С Мартиники виселица манит нас пальцем, горячий ошейник и кат; чтоб овладеть своей собственной смертью, нам надо заполнить летальное зеркало океана, увидеть белые черепа своих глаз. Отныне мы поплывем как один, и избранный править будет равно служить. Так говорил Караччоли, купаясь в прохладном милосердье рассвета, и, узрев свою автократию, команда возликовала, а я, кто скорей бы дал содрать с себя кожу, чем согласился таскать с собой имя – это ужасное клеймо человека – выбрал слово Миссон своим боевым псевдонимом, и объявил без всяких обиняков, что Миссон есть фантазм и галлюцинация в скованных разумах псов, что охотились в древних тундрах, где почва блевала фигурами из кипящего камня, сражаясь с лавовым небом, проклятым кожаными крылами, паучьими жвалами, гейзерами змеевидной серы.
Ле Тондю, ныне ставший военным советником, вздумал поднять черный флаг, как если б мы были каким-то кортежем грачей, эмиссарами из седьмого Ада.

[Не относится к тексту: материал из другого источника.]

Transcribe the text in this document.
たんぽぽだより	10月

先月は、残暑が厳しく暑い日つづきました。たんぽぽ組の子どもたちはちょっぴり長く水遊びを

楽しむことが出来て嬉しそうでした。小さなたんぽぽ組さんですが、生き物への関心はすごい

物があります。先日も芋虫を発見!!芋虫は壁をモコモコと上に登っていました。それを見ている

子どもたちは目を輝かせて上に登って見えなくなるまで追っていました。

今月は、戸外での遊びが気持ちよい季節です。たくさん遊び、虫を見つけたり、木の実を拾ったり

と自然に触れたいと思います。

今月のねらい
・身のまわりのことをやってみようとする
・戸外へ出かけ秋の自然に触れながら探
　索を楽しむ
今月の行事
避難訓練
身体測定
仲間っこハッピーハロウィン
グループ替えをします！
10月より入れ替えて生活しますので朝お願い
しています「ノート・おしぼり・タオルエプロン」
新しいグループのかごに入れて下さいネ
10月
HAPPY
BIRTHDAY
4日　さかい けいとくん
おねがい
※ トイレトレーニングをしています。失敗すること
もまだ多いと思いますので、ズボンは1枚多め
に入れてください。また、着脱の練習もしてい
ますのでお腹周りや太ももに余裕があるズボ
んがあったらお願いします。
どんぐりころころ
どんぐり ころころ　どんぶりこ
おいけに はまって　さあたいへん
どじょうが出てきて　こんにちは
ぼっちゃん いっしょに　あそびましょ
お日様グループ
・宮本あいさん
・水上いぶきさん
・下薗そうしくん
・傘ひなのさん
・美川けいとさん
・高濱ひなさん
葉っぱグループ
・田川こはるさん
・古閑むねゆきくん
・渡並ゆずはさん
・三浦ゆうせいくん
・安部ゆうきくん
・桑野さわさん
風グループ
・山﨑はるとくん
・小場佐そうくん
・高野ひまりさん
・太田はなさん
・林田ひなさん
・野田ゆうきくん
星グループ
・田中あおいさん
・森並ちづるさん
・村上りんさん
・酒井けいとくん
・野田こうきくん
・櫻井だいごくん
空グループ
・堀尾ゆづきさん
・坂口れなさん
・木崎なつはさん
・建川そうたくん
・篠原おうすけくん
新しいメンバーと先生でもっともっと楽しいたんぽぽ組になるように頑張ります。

Мы не оденем лик смерти, сказал я, не убоимся печальных Саргассов. Отныне нок-рея, киль и кат объявляются ветхой рухлядью, ибо никто боле не согрешит против братьев своих, а вы и есть эти братья, и мы накормим врагов. Те, что пляшут под дудку своих цепей, вольны звать нас пиратами, но флаг наш будет из чистой слоновой кости, и слово СВОБОДА будет нашито на нем чистым золотом. Наше бдение абортирует рабство, высветлит тусклость людских сердец. Этой ночью мы бьемся на берегу Испании.
Всем были розданы опийные трубки, многие, развалясь в гамаках, мычали в мечтах о закопанном громе и океанских щедротах в аркадах, мерцающих серебристым туманом, все прочие переплелись, словно плотский ковер, сверля жопные дыры, забитые жеваной лимфой дешевого табака, сося головки хуев со вшами под крайнею плотью, кровавая бойня в их мыслях и сперма в щелях их зубов. Караччоли стянул свою рясу, и Жан Бесас, чьи голые плечи были опутаны арканами шрамов, иглой и чернилами выколол на его руке орхидеи, молнии и волков, а падший священник тем временем декламировал гимны огня и содома. Его пророчества канули в прошлое; мы дрейфовали вне времени, вне богов, вне вины, без рабов и хозяев, сквозь горящую дымку, покуда солнца кровоточили над землями запада, и звездные пояса связали нас золотым заветом.